Gnade der Geburt

Komisch der Mensch. Obwohl unser guter Bekannter am Wochenende über­raschend schnell an seinem Gehirn­tumor ver­storben ist und auch der Tod einer alten Dame aus der Nach­barschaft heute bekannt wurde, habe ich so etwas Profanes, wie Reparatur eines Mauer­pfostens in Angriff genom­men. Wieder einmal eine körperliche Her­aus­for­der­ung. Ich liege jetzt geschafft im verspäteten Sams­tags­schaum.

Draußen rattert eine Rüttel­platte. Eine stillgelegte Schule wird zur weiteren Nutzung umgebaut. Auch die ein­deutigen Geräusche im Sommer aus den Nach­bar­gär­ten, die Bohr­ma­schi­nen oder Ket­ten­sä­gen, deuten darauf hin: es geht stets voran. Es werden Pläne gemacht, Träume verwirklicht, Schnapsideen um­ge­setzt. Der Mensch rettet sich immer in die Zukunft. Auch bei den genannten Todes­meldungen. Es gibt nichts End­gül­ti­ge­res. Trotzdem, nach einem kurzem Inne­halten - weiter! Den Mauerpfosten reparieren.

Dennoch ist zu bedenken, daß ist nur die mittel­europäische Variante. Begnadet bin ich nach dem Krieg ge­boren, in eine Phase des Wieder­aufbaus. In eine demo­kratische Zeit mit allen mög­lichen Sicher­heiten und Zukunfts­chancen. 70 Jahre ohne direkte Kriegs­erlebnisse. Abgesehen von den ‚gespielten‘ während meiner Wehr­pflicht. Das bedeutet aber nicht, dass es keine kriegerischen Aus­einander­setzungen gab. Im Gegenteil.
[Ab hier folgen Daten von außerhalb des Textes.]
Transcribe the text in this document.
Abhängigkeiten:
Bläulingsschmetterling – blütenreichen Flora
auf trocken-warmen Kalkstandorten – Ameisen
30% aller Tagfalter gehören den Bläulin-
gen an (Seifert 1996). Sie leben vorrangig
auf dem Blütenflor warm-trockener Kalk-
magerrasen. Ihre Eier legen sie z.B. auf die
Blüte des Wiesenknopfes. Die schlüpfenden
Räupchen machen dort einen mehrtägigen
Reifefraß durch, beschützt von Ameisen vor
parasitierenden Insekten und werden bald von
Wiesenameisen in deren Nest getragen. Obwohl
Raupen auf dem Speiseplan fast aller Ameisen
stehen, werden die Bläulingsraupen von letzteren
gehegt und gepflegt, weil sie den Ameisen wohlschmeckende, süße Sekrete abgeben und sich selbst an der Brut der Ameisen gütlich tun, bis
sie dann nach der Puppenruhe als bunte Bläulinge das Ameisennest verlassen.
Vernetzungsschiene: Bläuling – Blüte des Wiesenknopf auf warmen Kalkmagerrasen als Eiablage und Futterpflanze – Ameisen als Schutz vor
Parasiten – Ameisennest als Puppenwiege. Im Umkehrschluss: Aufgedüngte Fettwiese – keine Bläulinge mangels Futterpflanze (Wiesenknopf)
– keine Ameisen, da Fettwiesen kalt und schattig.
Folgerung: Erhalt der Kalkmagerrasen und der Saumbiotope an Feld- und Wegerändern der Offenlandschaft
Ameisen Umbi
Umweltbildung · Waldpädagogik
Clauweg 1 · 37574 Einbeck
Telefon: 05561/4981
Viele Menschen weltweit können diese positive Bilanz so nicht ziehen! Wie viele werden in eine hoffnungs­lose Zeit geboren, heute, parallel zu meiner hoff­nungs­vol­len, gesicherten? Wie viele Millionen haben keine Pläne, weil es schlicht NICHTS gibt.

Wenn ich für etwas dankbar bin, dann für den Zeit­punkt meines Daseins und für die geo­grafische Lage meiner Heimat. Dafür kann niemand selbst etwas. Das sind die wahren 'sieben Richtigen' - Lottoglück hin oder her. Man muss dies nur gelegentlich re­flek­tie­ren. Puuh. Wasser wird kalt.